The Blind Boys of Alabama"Welcome Table"
Rev. James W.C. Pennington (1808-1870)
Source: National Abolition Hall of Fame & Museum
Is the word of God silent on [the subject of slavery]? I, for one, desire to know. My repentance, my faith, my hope, my love, and my perseverance all, all, I conceal it not, I repeat it, all turn upon this point. If I am deceived here−if the word of God does sanction slavery, I want another book, another repentance, another faith, and another hope! I speak very reverently, and from a deep and mournful reflection.
Rev. James W. C. Pennington, “A Farewell Sermon,” Nov 2, 1845
(Rev. Pennington was a former slave and the first known Black student to attend Yale)
Note: No Christian Formation this week! (Men's Retreat)
Sunday worship at 10:15 AM (childcare thru 2nd grade available)
In-person worship and live stream
Dear Grace Family,
Ephesians 6 is jarring to our hearts and minds. When Paul begins to interpret Jesus' story to 1st century slaves in Ephesus, he tells them this:
Slaves, obey your earthly masters
with respect and fear,
and with sincerity of heart,
just as you would obey Christ.
Some Christians have used this text to justify slavery. Others, concluding that this text is God's tacit endorsement of slavery, assume that either Paul got it really wrong her or have concluded that they want nothing to do with Christianity. As the quote from Rev. Pennington indicates, he also—a former slave himself turned Christian minister—would have been in search of another god if he concluded that the Bible endorsed slavery or was, at best, silent about it.
The stakes are high with a text like this, and our emotions are understandably very close to the surface.
What if there were a different way to read this text?

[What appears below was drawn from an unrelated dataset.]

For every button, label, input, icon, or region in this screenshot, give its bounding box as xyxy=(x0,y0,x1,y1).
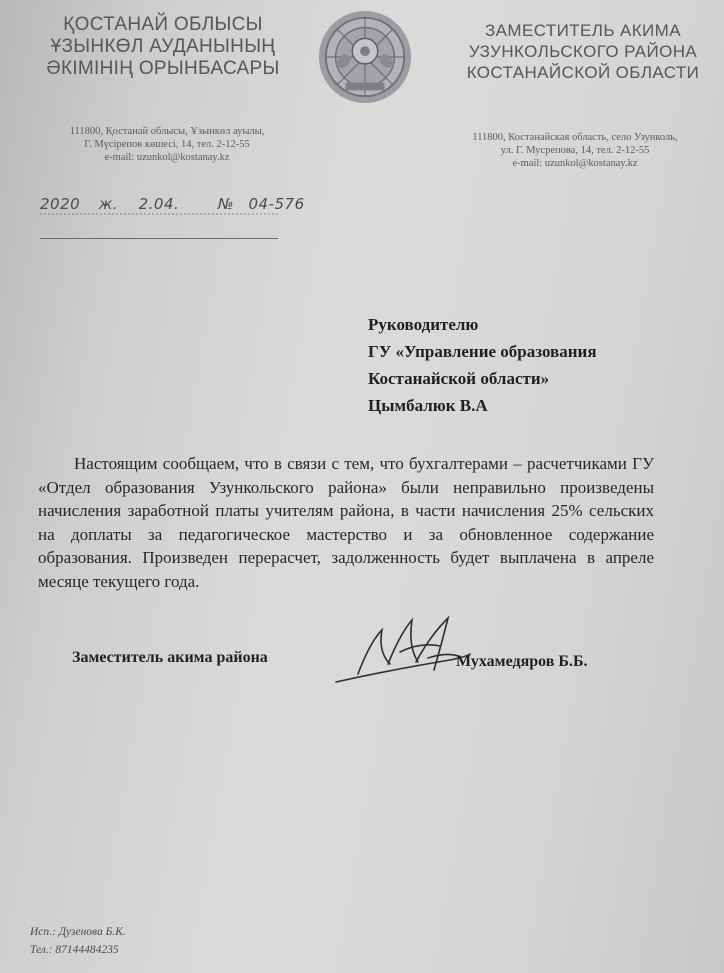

Paola Brown—also a freed slave writing in the time leading up to the American Civil War—contemplated the closing verse (Ephesians 6:9) of this small section of Scripture and came to this conclusion:
A man who kept this constantly before his mind
would not long remain a slaveholder.
I believe this text doesn't just leave the institution of slavery untouched and intact. Instead, Paul is very shrewdly and boldly planting the very seeds that will ultimately lead to its overthrow. In other words, I believe this text is actually good news for the enslaved and the enslaver.
I hope to worship with you Sunday!
This Sunday: Ephesians 6:5-9 (NIV)
“Good News for the Enslaved?"
Here is the Order of Worship.
Warmly in Christ,
P.S. No Christian Formation this week because of the Men's Retreat!